Die Kundus-Affäre ist vorbei. Die Ermittlungen gegen Oberst Georg Klein wurden eingestellt. Nun herrscht Klarheit. Also nichts da mit dem von übereifrigen Oppositionspolitikern herausposaunten und stets aufs Neue skandalisierten "Tag der Schande". Auch ist das gezielte Töten von Taliban in diesem Krieg weder "vollkommen indiskutabel" noch eine "Todesstrafe ohne Gerichtsverfahren".

Die Kundus-Affäre ist vorbei. Das, worum es bei ihr im Kern gegangen war, hat sich als substanzlos erwiesen. Der Affären-Kern lässt sich so beschreiben: Am 4. September 2009 hat Bundeswehroberst Georg Klein in Afghanistan, als er den Befehl zum Luftangriff auf zwei von Taliban entführte Tanklastwagen gab, ein „deutsches Verbrechen“ begangen, das anschließend von der Bundesregierung vertuscht wurde, um eine breite öffentliche Diskussion über zivile Opfer des unpopulären Einsatzes wegen der Bundestagswahl am 27. September 2009 zu unterdrücken. Diese Behauptung darf inzwischen als widerlegt gelten. Die Bundesanwälte in Karlsruhe, die den Fall so gründlich geprüft haben wie sonst kaum jemand, stellten am Montag ihre Ermittlungen ein.

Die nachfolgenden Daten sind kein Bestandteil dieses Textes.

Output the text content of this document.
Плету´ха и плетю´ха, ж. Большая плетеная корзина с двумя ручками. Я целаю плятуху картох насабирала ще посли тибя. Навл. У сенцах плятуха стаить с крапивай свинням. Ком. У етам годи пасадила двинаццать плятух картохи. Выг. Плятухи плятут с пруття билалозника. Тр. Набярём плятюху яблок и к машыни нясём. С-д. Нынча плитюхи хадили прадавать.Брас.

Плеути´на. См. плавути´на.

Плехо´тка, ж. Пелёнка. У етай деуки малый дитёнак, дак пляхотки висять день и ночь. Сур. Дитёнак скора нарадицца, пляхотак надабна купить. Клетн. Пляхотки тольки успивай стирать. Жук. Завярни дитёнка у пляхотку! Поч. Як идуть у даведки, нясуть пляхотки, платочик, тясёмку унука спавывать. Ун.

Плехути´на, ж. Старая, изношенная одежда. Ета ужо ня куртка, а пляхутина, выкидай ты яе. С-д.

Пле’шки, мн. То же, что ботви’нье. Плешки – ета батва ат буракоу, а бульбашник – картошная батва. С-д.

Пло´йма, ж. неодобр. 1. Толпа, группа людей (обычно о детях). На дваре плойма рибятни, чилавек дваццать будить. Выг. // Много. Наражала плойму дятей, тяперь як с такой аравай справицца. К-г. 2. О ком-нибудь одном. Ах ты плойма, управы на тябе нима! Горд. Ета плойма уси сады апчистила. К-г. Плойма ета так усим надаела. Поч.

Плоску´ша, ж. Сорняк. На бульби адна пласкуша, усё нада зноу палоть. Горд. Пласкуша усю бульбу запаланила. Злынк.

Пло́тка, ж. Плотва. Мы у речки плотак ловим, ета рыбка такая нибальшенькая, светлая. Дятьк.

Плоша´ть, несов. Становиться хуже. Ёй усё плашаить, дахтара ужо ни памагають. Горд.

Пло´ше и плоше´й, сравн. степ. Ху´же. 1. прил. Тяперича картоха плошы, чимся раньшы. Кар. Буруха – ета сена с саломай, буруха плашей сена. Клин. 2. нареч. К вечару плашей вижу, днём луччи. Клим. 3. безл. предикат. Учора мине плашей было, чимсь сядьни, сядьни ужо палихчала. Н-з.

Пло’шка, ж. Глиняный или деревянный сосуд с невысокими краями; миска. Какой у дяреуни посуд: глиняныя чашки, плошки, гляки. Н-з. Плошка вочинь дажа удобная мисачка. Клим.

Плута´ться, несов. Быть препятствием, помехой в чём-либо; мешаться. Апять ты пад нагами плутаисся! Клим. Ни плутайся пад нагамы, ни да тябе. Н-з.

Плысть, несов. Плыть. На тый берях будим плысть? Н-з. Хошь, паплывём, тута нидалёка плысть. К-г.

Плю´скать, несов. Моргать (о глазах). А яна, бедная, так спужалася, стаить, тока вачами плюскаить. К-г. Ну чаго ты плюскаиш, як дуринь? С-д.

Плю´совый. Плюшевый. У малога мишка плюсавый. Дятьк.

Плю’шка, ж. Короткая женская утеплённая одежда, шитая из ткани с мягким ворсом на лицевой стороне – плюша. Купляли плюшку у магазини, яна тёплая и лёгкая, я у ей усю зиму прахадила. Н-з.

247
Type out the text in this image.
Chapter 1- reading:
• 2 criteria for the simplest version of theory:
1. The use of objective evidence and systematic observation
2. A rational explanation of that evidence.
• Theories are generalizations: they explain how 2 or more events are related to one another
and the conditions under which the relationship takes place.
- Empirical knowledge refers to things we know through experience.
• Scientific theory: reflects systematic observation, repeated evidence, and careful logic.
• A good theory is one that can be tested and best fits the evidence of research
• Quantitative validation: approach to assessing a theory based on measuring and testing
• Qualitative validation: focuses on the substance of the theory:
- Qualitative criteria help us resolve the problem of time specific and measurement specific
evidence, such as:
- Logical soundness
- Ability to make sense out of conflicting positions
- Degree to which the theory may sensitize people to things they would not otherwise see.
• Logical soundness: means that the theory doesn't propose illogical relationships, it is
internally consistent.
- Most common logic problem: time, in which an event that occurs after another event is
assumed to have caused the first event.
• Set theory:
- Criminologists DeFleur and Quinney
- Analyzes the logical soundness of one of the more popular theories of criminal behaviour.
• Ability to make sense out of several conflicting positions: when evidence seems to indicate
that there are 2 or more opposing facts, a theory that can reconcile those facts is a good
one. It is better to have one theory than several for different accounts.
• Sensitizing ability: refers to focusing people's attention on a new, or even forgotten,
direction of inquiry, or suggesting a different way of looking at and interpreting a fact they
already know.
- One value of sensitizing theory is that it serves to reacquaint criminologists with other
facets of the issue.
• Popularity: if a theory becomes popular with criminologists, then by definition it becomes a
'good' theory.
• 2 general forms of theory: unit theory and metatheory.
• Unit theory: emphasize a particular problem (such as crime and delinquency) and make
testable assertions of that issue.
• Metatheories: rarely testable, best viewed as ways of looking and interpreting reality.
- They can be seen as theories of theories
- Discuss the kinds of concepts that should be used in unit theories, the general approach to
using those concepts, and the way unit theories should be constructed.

Das war zwar zu erwarten, doch sensationell ist die Begründung. In einer Klarheit, die keine Zweifel mehr zulässt, attestierten die Anwälte den Soldaten, dass sie „nach gewissenhafter und immer wieder aktualisierter Prüfung aller ihnen zum Geschehensablauf bekannten Fakten und Umstände annehmen konnten, dass ausschließlich Aufständische vor Ort waren“. In einem „nichtinternationalen bewaffneten Konflikt“ wiederum dürfe der Gegner bekämpft werden – und zwar unabhängig davon, ob er gerade selbst angreift oder eine akute Gefahr von ihm ausgeht. Mit anderen Worten: Das Ziel des Angriffs war legitim, die Wahl der Mittel stand in einem vertretbaren Verhältnis zum erwartbaren Erfolg. Weder verstießen die Soldaten gegen die Vorschriften des Völkerstrafgesetzbuches noch gegen die des Strafgesetzbuchs.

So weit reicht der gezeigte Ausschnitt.